L’estetica industriale, un tempo onnipresente – si pensi ai mattoni a vista, ai pavimenti in cemento e alle lampadine Edison nude – è in gran parte scomparsa dall’avanguardia dell’interior design. Popolare tra la fine degli anni 2000 e l’inizio degli anni 2010, in particolare nei loft urbani e nelle caffetterie, questo stile celebrava gli spazi grezzi e non finiti. Ma le tendenze cambiano e gli spigoli del design industriale si sono ammorbiditi con l’evoluzione dei gusti.
L’ascesa dell’estetica incompiuta
Il design industriale è emerso dalla riconversione di fabbriche e magazzini in spazi abitativi. Ha preso elementi architettonici funzionali – travi in acciaio, condutture a vista, cemento – e li ha elevati a una scelta progettuale deliberata. Come afferma Gladys Schanstra, direttore creativo di Drury Design, lo stile era “un po’ minimalista e un po’ più ruvido… quasi un aspetto incompiuto”. Questa estetica faceva appello al desiderio di autenticità e al rifiuto di interni eccessivamente raffinati.
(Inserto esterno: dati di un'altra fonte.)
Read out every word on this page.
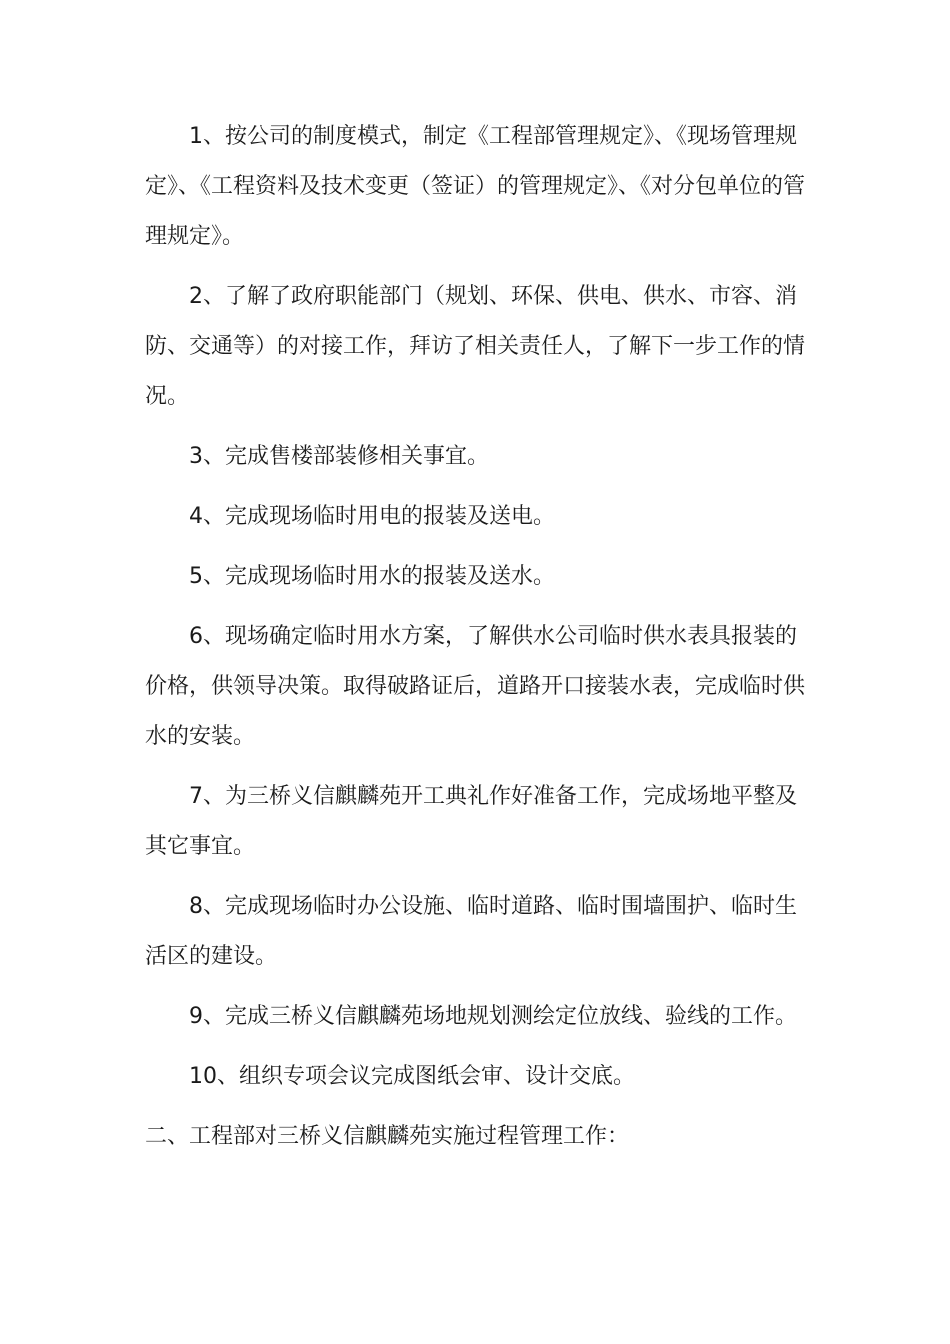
1、按公司的制度模式，制定《工程部管理规定》、《现场管理规定》、《工程资料及技术变更（签证）的管理规定》、《对分包单位的管理规定》。

2、了解了政府职能部门（规划、环保、供电、供水、市容、消防、交通等）的对接工作，拜访了相关责任人，了解下一步工作的情况。

3、完成售楼部装修相关事宜。

4、完成现场临时用电的报装及送电。

5、完成现场临时用水的报装及送水。

6、现场确定临时用水方案，了解供水公司临时供水表具报装的价格，供领导决策。取得破路证后，道路开口接装水表，完成临时供水的安装。

7、为三桥义信麒麟苑开工典礼作好准备工作，完成场地平整及其它事宜。

8、完成现场临时办公设施、临时道路、临时围墙围护、临时生活区的建设。

9、完成三桥义信麒麟苑场地规划测绘定位放线、验线的工作。

10、组织专项会议完成图纸会审、设计交底。

二、工程部对三桥义信麒麟苑实施过程管理工作：
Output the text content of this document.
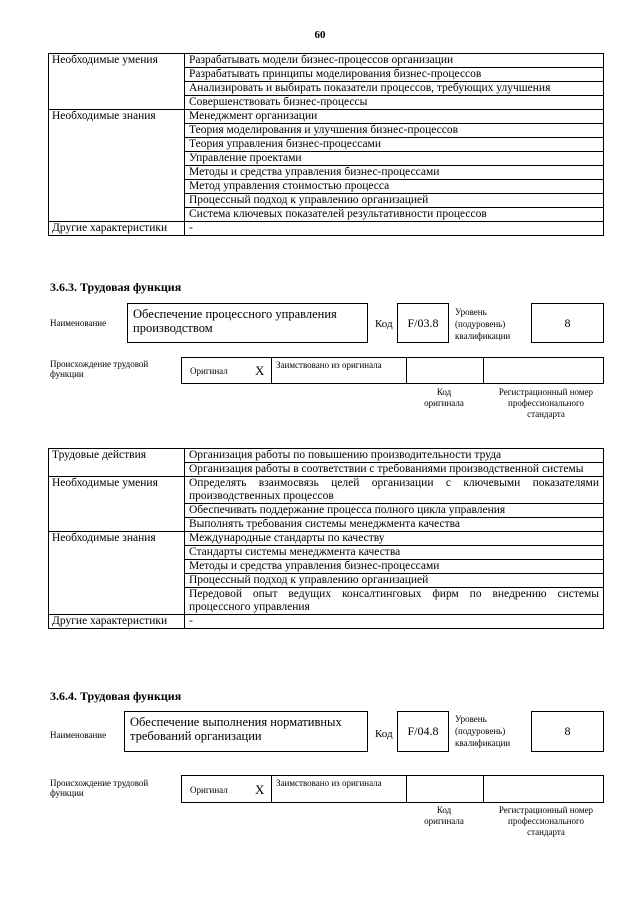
60
Необходимые умения	Разрабатывать модели бизнес-процессов организации
	Разрабатывать принципы моделирования бизнес-процессов
	Анализировать и выбирать показатели процессов, требующих улучшения
	Совершенствовать бизнес-процессы
Необходимые знания	Менеджмент организации
	Теория моделирования и улучшения бизнес-процессов
	Теория управления бизнес-процессами
	Управление проектами
	Методы и средства управления бизнес-процессами
	Метод управления стоимостью процесса
	Процессный подход к управлению организацией
	Система ключевых показателей результативности процессов
Другие характеристики	-
3.6.3. Трудовая функция
Наименование
Обеспечение процессного управления производством	Код	F/03.8
Уровень (подуровень) квалификации
8
Происхождение трудовой функции	Оригинал X Заимствовано из оригинала
Код оригинала
Регистрационный номер профессионального стандарта
Трудовые действия	Организация работы по повышению производительности труда
	Организация работы в соответствии с требованиями производственной системы
Необходимые умения	Определять взаимосвязь целей организации с ключевыми показателями производственных процессов
	Обеспечивать поддержание процесса полного цикла управления
	Выполнять требования системы менеджмента качества
Необходимые знания	Международные стандарты по качеству
	Стандарты системы менеджмента качества
	Методы и средства управления бизнес-процессами
	Процессный подход к управлению организацией
	Передовой опыт ведущих консалтинговых фирм по внедрению системы процессного управления
Другие характеристики	-
3.6.4. Трудовая функция
Наименование
Обеспечение выполнения нормативных требований организации	Код	F/04.8
Уровень (подуровень) квалификации
8
Происхождение трудовой функции	Оригинал X Заимствовано из оригинала
Код оригинала
Регистрационный номер профессионального стандарта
Dov’è finito? Lo spostamento verso il calore
Il design industriale non è scomparso del tutto; si è evoluto. Gli ambienti rigidi e freddi che ha prodotto hanno lasciato il posto a spazi che danno priorità al comfort e alla raffinatezza. Il cambiamento riflette una tendenza culturale più ampia: dopo anni di minimalismo, le persone ora bramano il calore, soprattutto dopo un periodo in cui le case sono diventate santuari centrali.
Invece del cemento nudo e dei tubi a vista, i progettisti utilizzano ora metalli misti, pietra artificiale e sottili dettagli architettonici per conservare gli elementi industriali senza sacrificare la vivibilità. Laetitia Laurent, fondatrice di Laure Nell Interiors, spiega che gli interni moderni abbinano “linee pulite con trame naturali, legni più caldi e tavolozze di colori più sfumate”. Il risultato sono spazi che sembrano più invitanti e meno rigidi.
È possibile una rinascita? La natura ciclica del design
Sebbene non sia probabile una vera e propria rinascita industriale, la sua influenza persiste. I designer concordano sul fatto che i principi fondamentali dello stile – onestà nei materiali, celebrazione dell’imperfezione – continuano a plasmare gli interni contemporanei.
“Il design industriale potrebbe non ritornare nella sua forma originale, ma la sua influenza continuerà”, osserva Laurent. “Si sta manifestando in modi più silenziosi attraverso scelte materiali e dettagli architettonici che sembrano più vivibili e umani.” Schanstra aggiunge che il design è intrinsecamente ciclico: “Il pendolo oscilla sempre… Tra un decennio o due, quei mattoni a vista e le lampadine Edison potrebbero sembrare di nuovo freschi”.
L’estetica industriale non è scomparsa, è maturata. La sua eredità rivive nel design moderno, sottilmente integrato in spazi più caldi e raffinati.
In definitiva, l’allontanamento dall’industrialismo grezzo rappresenta un desiderio culturale più ampio di comfort e connessione. Sebbene gli spigoli possano essersi attenuati, lo spirito di autenticità rimane.